J’ai quelques questions à vous poser de Rebecca Makkai [Service presse]

Elizabeth Kane, alias Bodie, est une podcasteuse de true crime célèbre. On lui propose une mission de 15 jours dans son ancien lycée Grandy, en qualité de professeure pour enseigner l’art du podcast et du cinéma. Elle accepte le job tout en gardant à l’esprit que cette mission va lui faire se remémorer les bons et les moins bons souvenirs de cette époque où elle y était lycéenne elle-même. Elle se fixe comme objectif entre autres de se démontrer à elle-même qu’elle a changé depuis cette période, qu’elle est désormais une femme qui s’assume et qui n’est plus aussi vulnérable qu’elle pouvait l’être étant adolescente.
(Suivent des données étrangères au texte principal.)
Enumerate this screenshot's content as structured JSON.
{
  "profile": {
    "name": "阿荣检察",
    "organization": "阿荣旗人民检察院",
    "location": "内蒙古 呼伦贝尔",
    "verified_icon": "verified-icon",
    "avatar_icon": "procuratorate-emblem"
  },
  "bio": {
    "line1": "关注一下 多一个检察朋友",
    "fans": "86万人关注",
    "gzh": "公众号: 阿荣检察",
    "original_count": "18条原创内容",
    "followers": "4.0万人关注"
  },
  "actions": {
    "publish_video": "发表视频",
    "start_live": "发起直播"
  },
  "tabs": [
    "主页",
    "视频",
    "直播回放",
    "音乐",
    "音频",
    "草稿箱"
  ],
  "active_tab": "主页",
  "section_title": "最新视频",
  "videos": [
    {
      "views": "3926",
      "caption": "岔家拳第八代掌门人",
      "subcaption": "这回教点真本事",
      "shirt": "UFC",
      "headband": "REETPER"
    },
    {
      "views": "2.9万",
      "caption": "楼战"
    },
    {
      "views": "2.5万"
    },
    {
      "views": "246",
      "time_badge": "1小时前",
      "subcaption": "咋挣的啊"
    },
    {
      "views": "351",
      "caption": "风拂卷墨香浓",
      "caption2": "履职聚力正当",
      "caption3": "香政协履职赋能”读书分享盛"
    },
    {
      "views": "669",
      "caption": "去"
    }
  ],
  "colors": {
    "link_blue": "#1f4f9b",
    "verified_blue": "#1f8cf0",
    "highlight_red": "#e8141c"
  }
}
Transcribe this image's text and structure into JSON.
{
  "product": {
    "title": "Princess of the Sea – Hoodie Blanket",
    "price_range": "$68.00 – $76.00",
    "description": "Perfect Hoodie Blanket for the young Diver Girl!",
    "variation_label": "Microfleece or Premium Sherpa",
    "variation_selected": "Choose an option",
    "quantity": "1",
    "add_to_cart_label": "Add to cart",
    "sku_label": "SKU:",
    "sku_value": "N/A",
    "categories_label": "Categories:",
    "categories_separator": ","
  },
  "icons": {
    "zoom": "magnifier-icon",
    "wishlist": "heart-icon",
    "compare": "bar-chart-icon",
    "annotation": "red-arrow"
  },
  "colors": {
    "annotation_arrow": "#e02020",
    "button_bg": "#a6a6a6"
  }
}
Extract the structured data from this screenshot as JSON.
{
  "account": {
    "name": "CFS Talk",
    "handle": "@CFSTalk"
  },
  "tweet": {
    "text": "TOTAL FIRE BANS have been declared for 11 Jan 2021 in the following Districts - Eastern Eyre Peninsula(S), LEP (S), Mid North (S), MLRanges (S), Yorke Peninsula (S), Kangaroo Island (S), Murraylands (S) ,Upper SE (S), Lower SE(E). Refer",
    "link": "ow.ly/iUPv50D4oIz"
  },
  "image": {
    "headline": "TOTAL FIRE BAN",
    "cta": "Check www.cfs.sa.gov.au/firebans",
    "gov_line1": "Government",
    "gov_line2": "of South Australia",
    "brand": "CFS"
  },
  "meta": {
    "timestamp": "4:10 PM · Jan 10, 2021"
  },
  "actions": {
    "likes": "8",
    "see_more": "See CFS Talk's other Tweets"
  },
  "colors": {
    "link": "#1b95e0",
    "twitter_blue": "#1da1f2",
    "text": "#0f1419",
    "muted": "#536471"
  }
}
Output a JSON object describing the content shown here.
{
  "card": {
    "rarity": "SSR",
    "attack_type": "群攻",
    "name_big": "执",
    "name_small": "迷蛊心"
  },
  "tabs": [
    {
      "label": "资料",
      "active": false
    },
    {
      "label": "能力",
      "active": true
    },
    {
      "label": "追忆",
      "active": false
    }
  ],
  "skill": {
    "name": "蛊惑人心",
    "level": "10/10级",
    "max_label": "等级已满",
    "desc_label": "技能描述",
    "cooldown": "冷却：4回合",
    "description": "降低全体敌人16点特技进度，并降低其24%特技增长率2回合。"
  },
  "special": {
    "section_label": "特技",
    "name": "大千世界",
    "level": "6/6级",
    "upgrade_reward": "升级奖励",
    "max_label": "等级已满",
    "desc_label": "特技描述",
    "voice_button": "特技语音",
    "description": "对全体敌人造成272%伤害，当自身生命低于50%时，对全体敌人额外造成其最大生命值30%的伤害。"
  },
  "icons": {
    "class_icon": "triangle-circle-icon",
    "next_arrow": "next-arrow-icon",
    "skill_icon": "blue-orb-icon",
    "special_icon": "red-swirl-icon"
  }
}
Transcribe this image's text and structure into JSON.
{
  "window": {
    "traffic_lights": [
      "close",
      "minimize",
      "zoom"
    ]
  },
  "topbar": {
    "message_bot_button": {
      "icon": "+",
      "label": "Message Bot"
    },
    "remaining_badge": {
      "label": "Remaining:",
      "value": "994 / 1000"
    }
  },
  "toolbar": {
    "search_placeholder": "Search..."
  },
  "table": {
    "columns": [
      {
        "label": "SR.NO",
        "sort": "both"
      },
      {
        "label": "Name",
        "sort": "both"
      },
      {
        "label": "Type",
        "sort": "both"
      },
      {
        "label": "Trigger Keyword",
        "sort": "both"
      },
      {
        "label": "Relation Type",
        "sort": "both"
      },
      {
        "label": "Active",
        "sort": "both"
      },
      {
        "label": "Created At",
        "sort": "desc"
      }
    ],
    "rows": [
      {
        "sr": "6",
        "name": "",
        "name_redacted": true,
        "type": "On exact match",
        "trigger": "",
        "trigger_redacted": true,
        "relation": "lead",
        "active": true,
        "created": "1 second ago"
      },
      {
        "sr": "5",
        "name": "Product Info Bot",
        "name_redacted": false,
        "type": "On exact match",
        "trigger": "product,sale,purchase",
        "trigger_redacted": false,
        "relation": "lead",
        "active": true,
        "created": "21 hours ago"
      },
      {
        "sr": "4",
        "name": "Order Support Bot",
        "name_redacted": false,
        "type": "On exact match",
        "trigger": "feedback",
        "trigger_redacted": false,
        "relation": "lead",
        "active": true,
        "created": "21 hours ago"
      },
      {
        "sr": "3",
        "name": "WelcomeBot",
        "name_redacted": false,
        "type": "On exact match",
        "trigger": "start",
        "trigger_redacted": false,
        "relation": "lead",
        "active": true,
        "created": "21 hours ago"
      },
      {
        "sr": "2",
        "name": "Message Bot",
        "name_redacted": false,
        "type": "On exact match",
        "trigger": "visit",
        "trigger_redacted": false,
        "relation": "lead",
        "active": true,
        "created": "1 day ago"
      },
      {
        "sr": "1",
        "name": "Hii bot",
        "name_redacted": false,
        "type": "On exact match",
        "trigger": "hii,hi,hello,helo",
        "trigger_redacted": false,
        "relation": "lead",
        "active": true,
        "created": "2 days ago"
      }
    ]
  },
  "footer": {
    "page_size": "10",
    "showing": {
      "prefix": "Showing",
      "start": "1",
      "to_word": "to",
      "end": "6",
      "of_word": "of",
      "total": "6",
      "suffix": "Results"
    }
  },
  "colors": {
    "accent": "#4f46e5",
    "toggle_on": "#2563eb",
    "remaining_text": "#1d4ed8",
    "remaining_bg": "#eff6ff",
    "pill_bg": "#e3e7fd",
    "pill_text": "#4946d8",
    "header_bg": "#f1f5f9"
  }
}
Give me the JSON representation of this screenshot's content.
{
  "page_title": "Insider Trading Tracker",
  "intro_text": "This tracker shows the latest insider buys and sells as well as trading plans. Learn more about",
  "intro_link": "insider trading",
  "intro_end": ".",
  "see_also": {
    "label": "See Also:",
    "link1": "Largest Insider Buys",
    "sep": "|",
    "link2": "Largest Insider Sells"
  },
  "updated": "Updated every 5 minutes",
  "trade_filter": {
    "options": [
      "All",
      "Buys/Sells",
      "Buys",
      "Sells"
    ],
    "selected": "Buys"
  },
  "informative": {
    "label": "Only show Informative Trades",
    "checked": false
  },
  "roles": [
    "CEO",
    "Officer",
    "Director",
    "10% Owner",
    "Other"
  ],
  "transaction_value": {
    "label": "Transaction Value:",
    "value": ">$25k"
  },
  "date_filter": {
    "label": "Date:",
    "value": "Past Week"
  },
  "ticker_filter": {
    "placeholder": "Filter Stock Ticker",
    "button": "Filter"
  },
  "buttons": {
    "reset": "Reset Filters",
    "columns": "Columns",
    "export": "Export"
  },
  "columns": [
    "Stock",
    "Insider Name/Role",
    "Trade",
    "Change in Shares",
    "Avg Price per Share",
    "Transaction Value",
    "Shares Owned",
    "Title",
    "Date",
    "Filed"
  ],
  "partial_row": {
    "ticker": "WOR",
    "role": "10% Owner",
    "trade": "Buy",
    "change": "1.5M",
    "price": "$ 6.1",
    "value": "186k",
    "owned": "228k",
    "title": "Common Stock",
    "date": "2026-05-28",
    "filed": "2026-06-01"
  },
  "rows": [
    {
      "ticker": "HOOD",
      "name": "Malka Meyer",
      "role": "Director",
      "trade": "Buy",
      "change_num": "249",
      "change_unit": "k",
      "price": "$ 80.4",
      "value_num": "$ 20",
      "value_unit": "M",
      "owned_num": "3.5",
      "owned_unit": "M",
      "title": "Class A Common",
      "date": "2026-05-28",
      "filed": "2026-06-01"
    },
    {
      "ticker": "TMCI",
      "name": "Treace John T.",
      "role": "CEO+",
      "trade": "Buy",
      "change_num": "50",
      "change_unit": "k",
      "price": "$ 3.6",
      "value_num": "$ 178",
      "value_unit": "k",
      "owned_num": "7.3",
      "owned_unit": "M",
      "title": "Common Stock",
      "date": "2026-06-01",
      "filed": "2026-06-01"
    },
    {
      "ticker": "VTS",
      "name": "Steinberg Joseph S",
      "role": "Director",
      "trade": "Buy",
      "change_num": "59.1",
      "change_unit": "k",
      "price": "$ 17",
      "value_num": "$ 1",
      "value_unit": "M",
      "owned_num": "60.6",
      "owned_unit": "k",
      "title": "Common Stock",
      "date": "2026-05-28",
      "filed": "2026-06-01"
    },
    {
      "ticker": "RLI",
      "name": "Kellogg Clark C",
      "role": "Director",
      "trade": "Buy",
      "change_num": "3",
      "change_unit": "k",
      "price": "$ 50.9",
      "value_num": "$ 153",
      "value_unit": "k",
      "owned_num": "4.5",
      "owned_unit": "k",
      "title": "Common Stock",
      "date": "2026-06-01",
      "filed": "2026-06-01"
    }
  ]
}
Bodie est restée 4 ans dans ce lycée et vers la fin de son pensionnat, une de ses anciennes colocataires, Thalia, a été retrouvée morte dans la piscine du lycée. Le coupable aux yeux de la justice, Omar Evans, était tout trouvé : il a été arrêté et incarcéré très vite. Seulement, des doutes persistent et font encore l’objet d’émissions de télévision, de discussions sur Internet entre enquêteurs amateurs entre autres. Avant de commencer sa nouvelle mission, Bodie elle-même se replonge dans les vidéos diffusées en ligne et finit par se poser des questions. Est-ce qu’Evans avait vraiment un lien avec ce meurtre ?

Au-delà des questions que Bodie va se poser à ce sujet, l’intérêt du roman réside essentiellement sur la prise de conscience du rapport homme/femme avant et après le phénomène #metoo. Aux yeux de Bodie, ce qu’elle et ses amies ont vécu au cours de ces années 90 dans ce lycée ne sont plus reconnus aujourd’hui comme bénins, loin de là. Ce qu’elle a pu ressentir à l’époque, et qu’elle ne matérialisait pas avec des mots avec ses amies, c’était une sorte de soumission aux garçons, comme par exemple, les laisser gagner une course pour ne pas les heurter, ou le fait que des brimades, qui semblent de prime abord innocentes, sont de plus en plus difficiles à vivre pour les filles et pourraient s’apparenter aujourd’hui à du harcèlement voire pire.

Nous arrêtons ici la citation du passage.